Rafiepoor Haniyeh, Ghorbankhanloo Alireza, Zendehdel Kazem, Madar Zahra Zangeneh, Hajivalizadeh Sepideh, Hasani Zeinab, Sarmadi Ali, Amanpour-Gharaei Behzad, Barati Mohammad Amin, Saadat Mozafar, Sadegh-Zadeh Seyed-Ali, Amanpour Saeid
Cancer Biology Research Center, Cancer Institute, Tehran University of Medical Sciences, Tehran, Iran.
School of Industrial Engineering, Iran University of Science and Technology, Tehran, Iran.
Cancer Rep (Hoboken). 2025 Apr;8(4):e70175. doi: 10.1002/cnr2.70175.
Breast cancer (BC) is a major global health concern with rising incidence and mortality rates in many developing countries. Effective BC risk assessment models are crucial for prevention and early detection. While the Gail model, a traditional logistic regression-based model, has been broadly used, its predictive performance may be limited by its linear assumptions. With the rapid advancement of artificial intelligence (AI) in medical sciences, various complex machine learning algorithms have been developed for risk prediction, including for BC.
This study aims to compare the quality of AI-based models with the traditional Gail model in assessing BC risk using a population dataset. It also evaluates the performance of these models in predicting BC risk.
This study involved 942 newly diagnosed BC patients and 975 healthy controls at the Cancer Institute in IKH hospital Complex, Tehran.
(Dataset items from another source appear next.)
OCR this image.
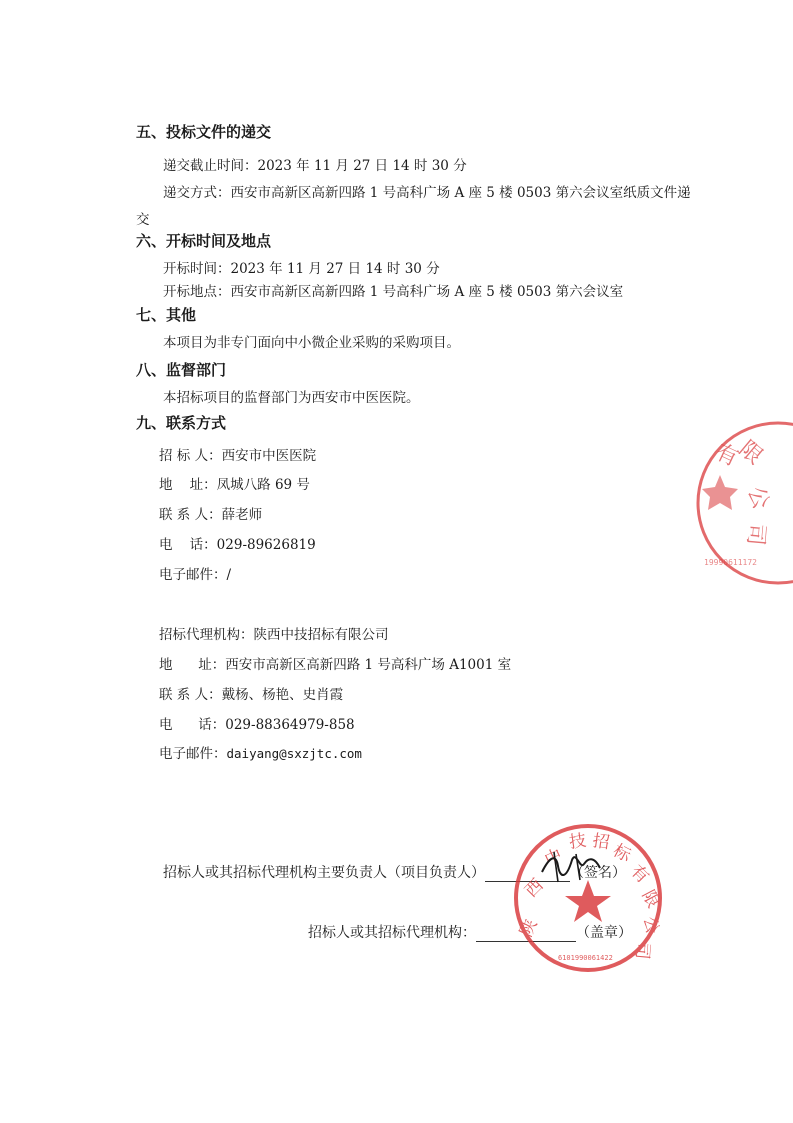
五、投标文件的递交
递交截止时间：2023 年 11 月 27 日 14 时 30 分
递交方式：西安市高新区高新四路 1 号高科广场 A 座 5 楼 0503 第六会议室纸质文件递
交
六、开标时间及地点
开标时间：2023 年 11 月 27 日 14 时 30 分
开标地点：西安市高新区高新四路 1 号高科广场 A 座 5 楼 0503 第六会议室
七、其他
本项目为非专门面向中小微企业采购的采购项目。
八、监督部门
本招标项目的监督部门为西安市中医医院。
九、联系方式
招 标 人：西安市中医医院
地    址：凤城八路 69 号
联 系 人：薛老师
电    话：029-89626819
电子邮件：/
招标代理机构：陕西中技招标有限公司
地      址：西安市高新区高新四路 1 号高科广场 A1001 室
联 系 人：戴杨、杨艳、史肖霞
电      话：029-88364979-858
电子邮件：daiyang@sxzjtc.com
招标人或其招标代理机构主要负责人（项目负责人）	（签名）
招标人或其招标代理机构：	（盖章）
有
限
公
司
19990611172
陕
西
中
技 招
标
有
限
公
司
6101990061422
Ten classification algorithms were applied to the dataset. The accuracy, sensitivity, precision, and feature importance in the machine learning algorithms were assessed and compared to previous studies for evaluation. The study found that AI algorithms alone did not significantly improve predictability compared to the Gail model. However, the importance of variables varied significantly among the AI algorithms. Understanding feature importance and interactions is crucial in AI modeling in order to enhance accuracy and identify critical risk factors.
This study concluded that, in BC risk prediction, incorporating specific risk factors, such as genetic and image-related variables, may be necessary to further enhance accuracy in BC risk prediction models. Furthermore, it is crucial to address modeling issues in models with a restricted number of features for future research.
乳腺癌是一个重大的全球健康问题,在许多发展中国家,其发病率和死亡率不断上升。有效的乳腺癌风险评估模型对于预防和早期检测至关重要。虽然传统的基于逻辑回归的盖尔模型已被广泛使用,但其预测性能可能受到线性假设的限制。随着人工智能在医学领域的快速发展,已经开发出各种复杂的机器学习算法用于风险预测,包括乳腺癌风险预测。
本研究旨在使用人群数据集比较基于人工智能的模型与传统盖尔模型在评估乳腺癌风险方面的质量。它还评估这些模型在预测乳腺癌风险方面的性能。
本研究纳入了德黑兰IKH医院综合癌症研究所的942名新诊断的乳腺癌患者和975名健康对照。将十种分类算法应用于该数据集。评估了机器学习算法中的准确性、敏感性、精确性和特征重要性,并与先前的研究进行比较以进行评估。研究发现,与盖尔模型相比,仅人工智能算法并没有显著提高可预测性。然而,人工智能算法之间变量的重要性差异很大。在人工智能建模中,了解特征重要性和相互作用对于提高准确性和识别关键风险因素至关重要。
本研究得出结论,在乳腺癌风险预测中,纳入特定风险因素,如遗传和图像相关变量,可能有必要进一步提高乳腺癌风险预测模型的准确性。此外,在未来研究中,解决特征数量有限的模型中的建模问题至关重要。